На следующий день снова были занятия по технике безопасности. Ребята теперь сели позади нас, на несколько рядов дальше. Я, конечно, расстроилась: не могу же я всё время оглядываться, чтобы увидеть их. В этот момент сзади кто-то стал громко разговаривать, лектор что-то по этому поводу сказал, а у меня появилась прекрасная возможность посмотреть назад. И тут же я встретилась с уже знакомыми серыми глазами. Он приветливо улыбнулся мне, а я кивнула. Внутри всё перевернулось! По-моему, я была влюблена по уши.

Я ждала среду. Вдруг ребята будут учиться в нашем классе! Тогда всё станет просто великолепно! Но в нашем классе их не оказалось. Вдруг они учатся в девятом «А»? Не увидела я ребят и на перемене. Пришлось нам с Ленкой ловить в коридоре Аню Максютину. Мы с ней учимся в одном классе, но живёт она во Второй Балашихе. В понедельник Анька вместе с нами и ребятами ехала в одном автобусе после практики. Она-то всё знает!

Аня сказала, что это были ребята из второй школы, живут в Балашихе-2. Вторая школа тоже будет проходить практику с нами на заводе. Учатся они в девятом «Б» классе, как и мы. Их девчонки проходят практику на фабрике, а ребята у нас на заводе, тоже токарями. Всех этих ребят она знала, так как всю жизнь прожила во Второй Балашихе и в младших классах училась вместе с ними.

Аня, хитро прищурившись, посмотрела на нас с Ленкой:

– Влюбились, что ли?

– А если и так! – с вызовом заявила моя подружка. – Зовут-то их как?
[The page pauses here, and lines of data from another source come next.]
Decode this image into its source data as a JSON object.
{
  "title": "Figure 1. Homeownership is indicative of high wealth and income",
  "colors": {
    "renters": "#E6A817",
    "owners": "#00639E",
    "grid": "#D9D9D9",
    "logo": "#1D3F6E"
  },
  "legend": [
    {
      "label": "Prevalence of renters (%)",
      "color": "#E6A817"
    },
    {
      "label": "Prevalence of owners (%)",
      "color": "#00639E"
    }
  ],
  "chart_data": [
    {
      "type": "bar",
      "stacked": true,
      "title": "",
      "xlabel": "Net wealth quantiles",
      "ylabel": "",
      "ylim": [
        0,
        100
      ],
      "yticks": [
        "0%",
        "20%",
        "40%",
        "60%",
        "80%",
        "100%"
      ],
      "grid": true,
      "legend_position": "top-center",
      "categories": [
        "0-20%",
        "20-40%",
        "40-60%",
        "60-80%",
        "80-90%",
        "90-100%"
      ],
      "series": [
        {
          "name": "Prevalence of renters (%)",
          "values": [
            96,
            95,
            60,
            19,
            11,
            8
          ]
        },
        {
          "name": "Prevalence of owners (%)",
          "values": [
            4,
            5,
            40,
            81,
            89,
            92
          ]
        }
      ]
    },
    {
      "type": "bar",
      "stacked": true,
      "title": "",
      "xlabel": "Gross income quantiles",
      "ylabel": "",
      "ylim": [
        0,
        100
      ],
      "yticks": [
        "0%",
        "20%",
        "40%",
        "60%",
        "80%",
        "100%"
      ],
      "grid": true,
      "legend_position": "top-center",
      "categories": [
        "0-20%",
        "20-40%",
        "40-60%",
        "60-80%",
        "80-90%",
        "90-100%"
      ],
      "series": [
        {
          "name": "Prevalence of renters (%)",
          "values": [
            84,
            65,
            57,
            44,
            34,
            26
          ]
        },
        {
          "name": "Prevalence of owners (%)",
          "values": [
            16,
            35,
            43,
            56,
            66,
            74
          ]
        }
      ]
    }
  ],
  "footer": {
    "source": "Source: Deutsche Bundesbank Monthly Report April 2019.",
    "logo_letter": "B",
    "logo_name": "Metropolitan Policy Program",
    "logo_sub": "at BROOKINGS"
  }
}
Я же покачала головой – мол, я ни при чём.

– Тот, который повеселее, трепач, – это Серёжка Юров. Вообще-то, он неплохой парень, просто весёлый. Двое других – Максим Кругликов, высокий здоровяк, и Андрей Бежин, самый молчаливый, у него ещё румянец на щеках. Да все трое ребята хорошие. Смотрите, девчонки из их класса так просто ребят вам не отдадут.

Мы посмеялись; тут зазвенел звонок на урок, и разговор прекратился.

Андрей Бежин! Андрей Бежин! Хорошие имя и фамилия. И рекомендации неплохие. А с теми девчонками ещё поборемся!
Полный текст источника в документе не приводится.